May you live in interesting times.
This is – apocryphally – an ancient Chinese curse. Whatever its provenance, the times are certainly interesting for those who seek restitution of taxes invalidly paid contrary to EU law. In Test Claimants in the FII Group Litigation v HM Revenue & Customs  EWHC 2893 (Ch) (27 November 2008) Henderson J dealt with a series of issues arising in such claims, and in Test Claimants in the VIC Group Litigation; FJ Chalke Ltd & Anor v Revenue & Customs  EWHC 952 (Ch) (08 May 2009) he held that EU law required compound interest to be paid on such claims. This is in contrast to the position at national law, where the courts have held that similar claims to restitution of overpaid taxes (such as was pleaded in the more recent Bloomsbury International Ltd v Sea Fish Industry Authority  EWHC 1721 (QB) (24 July 2009)) only attract simple interest (see my piece “Interesting Times. Overpaid Taxes, Restitution and Compound Interest” (2005) 27 DULJ (ns) 343-363). After Chalke, the Times reported that this could pave the pay for claims amounting to more than £1 billion, and in my previous post I noted that the Financial Times later reported that the Revenue had put aside five times this amount to deal with these and similar claims.
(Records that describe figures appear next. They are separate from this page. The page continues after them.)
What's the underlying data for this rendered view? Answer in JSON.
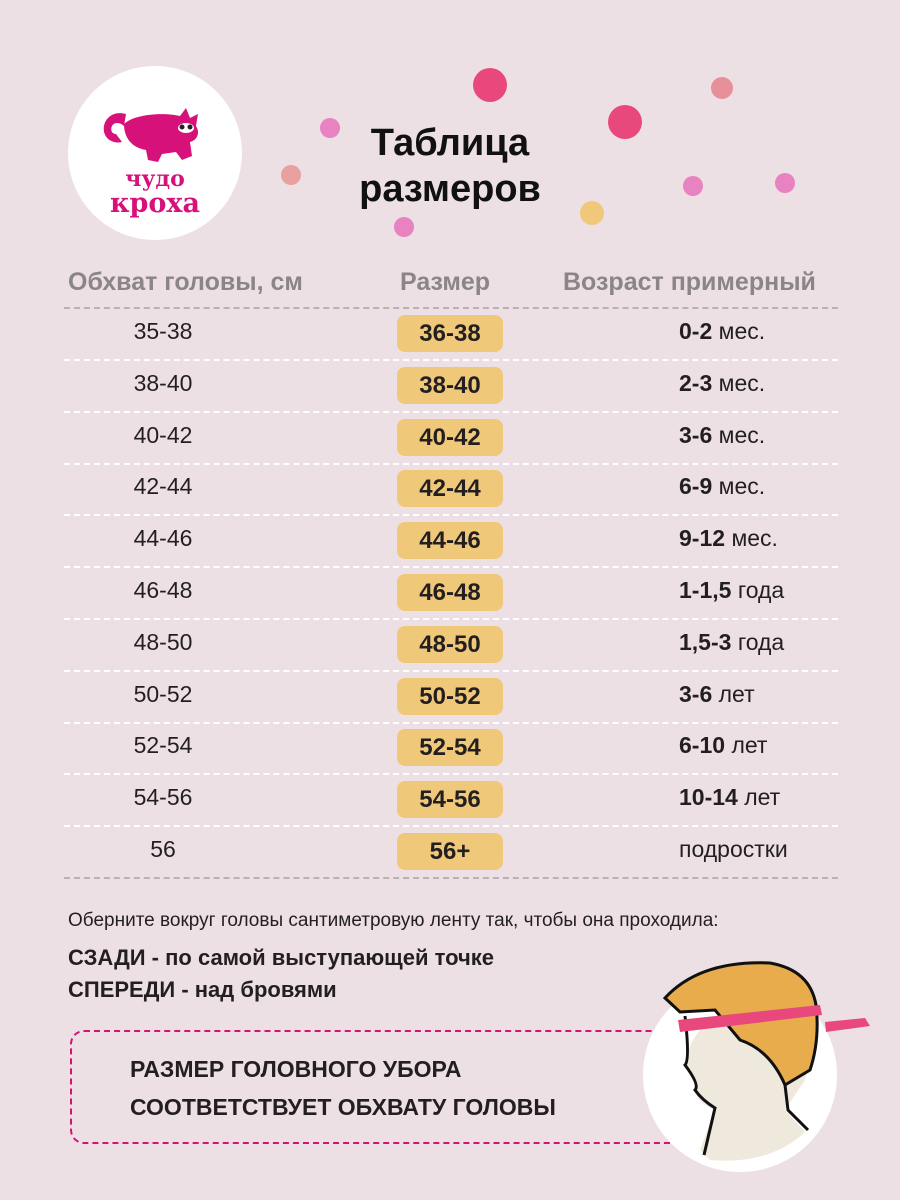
{
  "brand": {
    "name_line1": "чудо",
    "name_line2": "кроха",
    "registered": "®",
    "color": "#d6127a"
  },
  "title": {
    "line1": "Таблица",
    "line2": "размеров"
  },
  "table": {
    "headers": [
      "Обхват головы, см",
      "Размер",
      "Возраст примерный"
    ],
    "badge_color": "#f0c87a",
    "rows": [
      {
        "girth": "35-38",
        "size": "36-38",
        "age_bold": "0-2",
        "age_unit": "мес."
      },
      {
        "girth": "38-40",
        "size": "38-40",
        "age_bold": "2-3",
        "age_unit": "мес."
      },
      {
        "girth": "40-42",
        "size": "40-42",
        "age_bold": "3-6",
        "age_unit": "мес."
      },
      {
        "girth": "42-44",
        "size": "42-44",
        "age_bold": "6-9",
        "age_unit": "мес."
      },
      {
        "girth": "44-46",
        "size": "44-46",
        "age_bold": "9-12",
        "age_unit": "мес."
      },
      {
        "girth": "46-48",
        "size": "46-48",
        "age_bold": "1-1,5",
        "age_unit": "года"
      },
      {
        "girth": "48-50",
        "size": "48-50",
        "age_bold": "1,5-3",
        "age_unit": "года"
      },
      {
        "girth": "50-52",
        "size": "50-52",
        "age_bold": "3-6",
        "age_unit": "лет"
      },
      {
        "girth": "52-54",
        "size": "52-54",
        "age_bold": "6-10",
        "age_unit": "лет"
      },
      {
        "girth": "54-56",
        "size": "54-56",
        "age_bold": "10-14",
        "age_unit": "лет"
      },
      {
        "girth": "56",
        "size": "56+",
        "age_bold": "",
        "age_unit": "подростки"
      }
    ]
  },
  "instructions": {
    "intro": "Оберните вокруг головы сантиметровую ленту так, чтобы она проходила:",
    "back": "СЗАДИ - по самой выступающей точке",
    "front": "СПЕРЕДИ - над бровями"
  },
  "note": {
    "line1": "РАЗМЕР ГОЛОВНОГО УБОРА",
    "line2": "СООТВЕТСТВУЕТ ОБХВАТУ ГОЛОВЫ"
  }
}
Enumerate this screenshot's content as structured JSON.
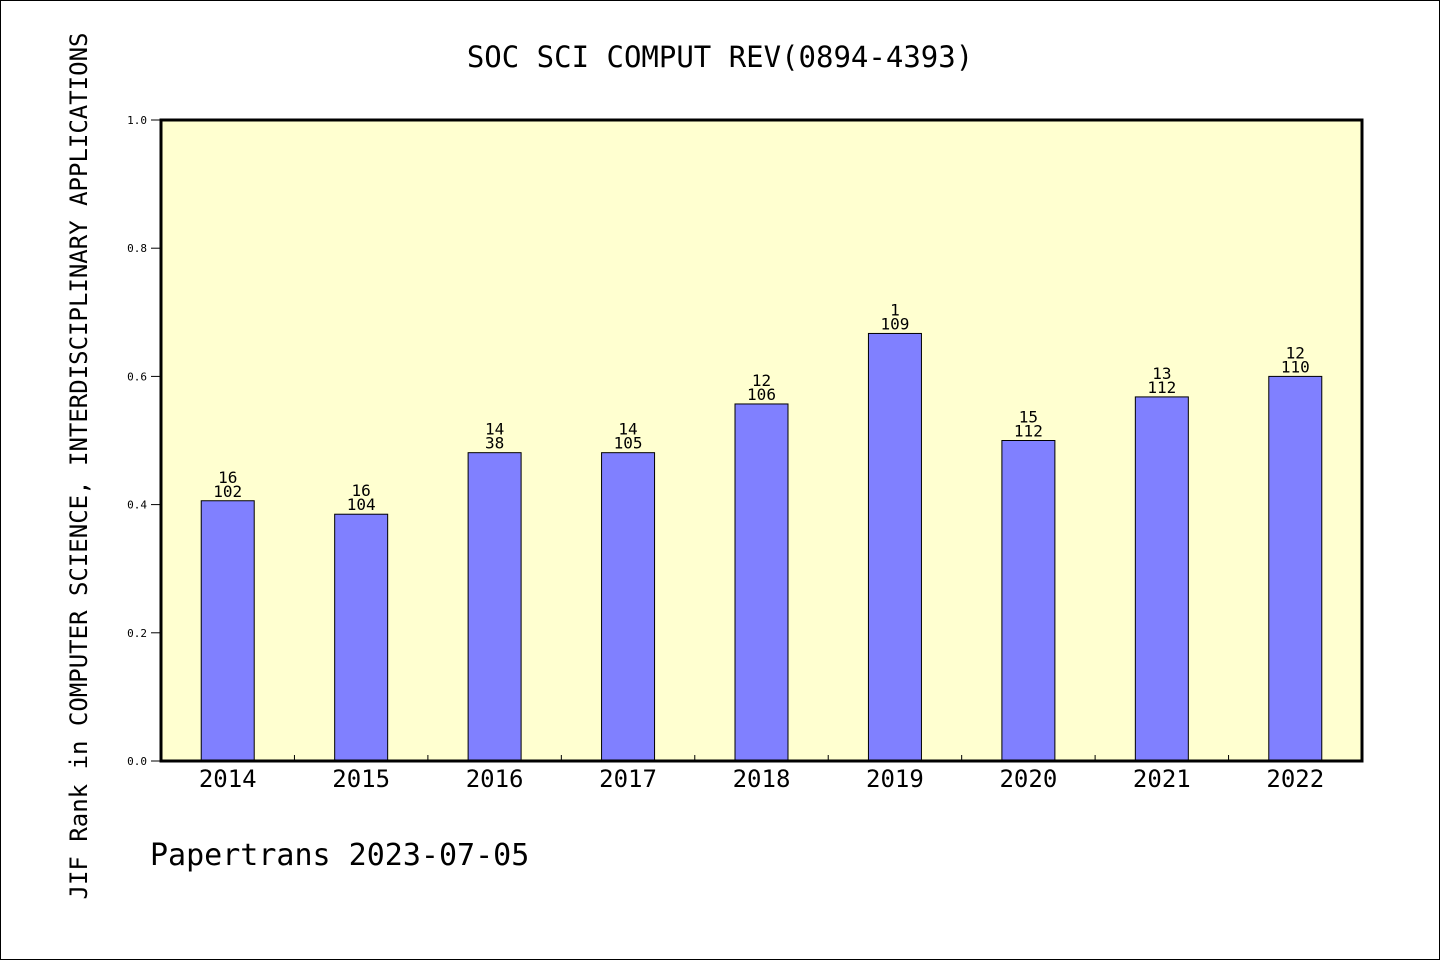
{
  "chart_data": {
    "type": "bar",
    "title": "SOC SCI COMPUT REV(0894-4393)",
    "ylabel": "JIF Rank in COMPUTER SCIENCE, INTERDISCIPLINARY APPLICATIONS",
    "xlabel": "",
    "ylim": [
      0,
      1.0
    ],
    "yticks": [
      "0.0",
      "0.2",
      "0.4",
      "0.6",
      "0.8",
      "1.0"
    ],
    "categories": [
      "2014",
      "2015",
      "2016",
      "2017",
      "2018",
      "2019",
      "2020",
      "2021",
      "2022"
    ],
    "values": [
      0.406,
      0.385,
      0.481,
      0.481,
      0.557,
      0.667,
      0.5,
      0.568,
      0.6
    ],
    "rank_labels": [
      "16",
      "16",
      "14",
      "14",
      "12",
      "1",
      "15",
      "13",
      "12"
    ],
    "total_labels": [
      "102",
      "104",
      "38",
      "105",
      "106",
      "109",
      "112",
      "112",
      "110"
    ],
    "grid": false,
    "legend": "none",
    "colors": {
      "bar": "#8080ff",
      "plot_bg": "#ffffd0"
    }
  },
  "footer": {
    "text": "Papertrans 2023-07-05"
  }
}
Now comes the bizarre news that the UK’s new Upper Tribunal for tax matters has held where VAT was paid in accordance with domestic law provisions later found to be incompatible with EU law, the Revenue must refund the tax with simple interest only. In Wilkins v The Revenue Commissioners  UKUT 175 (TCC) (pdf), the Tribunal held that ss 78 and 85A of the Value Added Tax Act 1994 (also here) and other provisions to which they refer, which allow for interest on such claims, on their natural construction provided only for simple interest. According to the Times, the consequence will be that affected taxpayers will only receive simple interest from the Revenue and will have to bring a further claim in the High Court for that to be topped up to compound rates. It is an interesting development, but it almost certain to be appealed, though whether the appeal will be successful may very well depend on the outcome of the appeal in the FII litigation, which is due to open next week in the Court of Appeal. In the meantime, judgment is awaited in Ireland in the case brought by GE Capital Woodchester against the Revenue claiming it has overpaid some €19 million due to the State’s alleged failure properly to implement an EU directive related to the VAT treatment of hire purchase transactions.